Biological Collections Data: best practices and trends for standards, digitization, and biodiversity informatics literacy for research use of collections data

TitleBiological Collections Data: best practices and trends for standards, digitization, and biodiversity informatics literacy for research use of collections data
Publication TypeConference Paper
Year of Publication2016
AuthorsPaul, Deborah L., and Seltmann Katja C.

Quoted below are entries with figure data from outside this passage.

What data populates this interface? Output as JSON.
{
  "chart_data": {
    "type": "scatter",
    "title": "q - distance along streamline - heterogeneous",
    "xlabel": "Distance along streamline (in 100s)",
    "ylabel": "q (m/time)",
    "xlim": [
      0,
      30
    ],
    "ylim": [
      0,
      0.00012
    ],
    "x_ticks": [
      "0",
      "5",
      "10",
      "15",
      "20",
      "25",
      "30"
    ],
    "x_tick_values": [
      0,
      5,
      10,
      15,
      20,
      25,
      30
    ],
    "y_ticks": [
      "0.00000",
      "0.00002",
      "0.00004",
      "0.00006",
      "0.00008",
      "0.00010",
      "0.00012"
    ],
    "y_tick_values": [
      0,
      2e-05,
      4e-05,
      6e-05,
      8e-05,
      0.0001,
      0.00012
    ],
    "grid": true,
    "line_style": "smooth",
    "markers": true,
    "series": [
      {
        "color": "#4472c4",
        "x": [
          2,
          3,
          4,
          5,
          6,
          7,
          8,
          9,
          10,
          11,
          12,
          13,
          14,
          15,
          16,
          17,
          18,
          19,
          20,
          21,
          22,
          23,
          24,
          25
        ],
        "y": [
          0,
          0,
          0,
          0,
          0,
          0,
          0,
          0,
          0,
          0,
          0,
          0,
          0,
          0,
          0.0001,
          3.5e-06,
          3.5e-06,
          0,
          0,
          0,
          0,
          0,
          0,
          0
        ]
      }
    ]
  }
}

Conference NameIsland Biology 2016
Date Published06/2016
Conference LocationTerceira Island, Azores
AbstractFor biological collections data to have the longest life possible, and be usable for as many audiences as possible, we need high-quality, georeferenced, standardized data. The latest standards being used for sharing (mobilizing) collections data include but are not limited to ABCD, Darwin Core, Global Genomic GGBN, Audubon Core, and Ecological Metadata Language (EML). Transcription of data from existing specimens, imaging specimens and documents, collecting specimens, and using biological collections data requires identifiers. These unique strings make it possible to study and keep track of relationships between objects both physical and digital. Some collections currently rely more and more on researchers’ requests for deciding what to digitize; this trend is referred to as “digitization on demand.” At the same time, collections and aggregators like iDigBio (http://idigbio.org), GBIF (http://gbif.org), and VertNet (http://vertnet.org/) are providing data quality information and attempting to analyze specimen data looking for missing data. For example, these data gaps may be taxonomic, geographic, or habitat-based. This data gap analysis (DGA) can help collections to prioritize digitization, and also inform researchers about where to focus collecting and sampling efforts. Accurate georeferencing of specimen locality data using appropriate standards is critical as it facilitates better, faster research. Scientists are urged to please contribute their georeferencing expertise and gazetteers. With ever more data available, scientists find they need to update their data skills. Some groups like Data Carpentry, Software Carpentry, and Reproducible Science Curriculum, now offer easy-to-access training, designed specifically for the beginner or intermediate-level, and tailored to specific communities as well.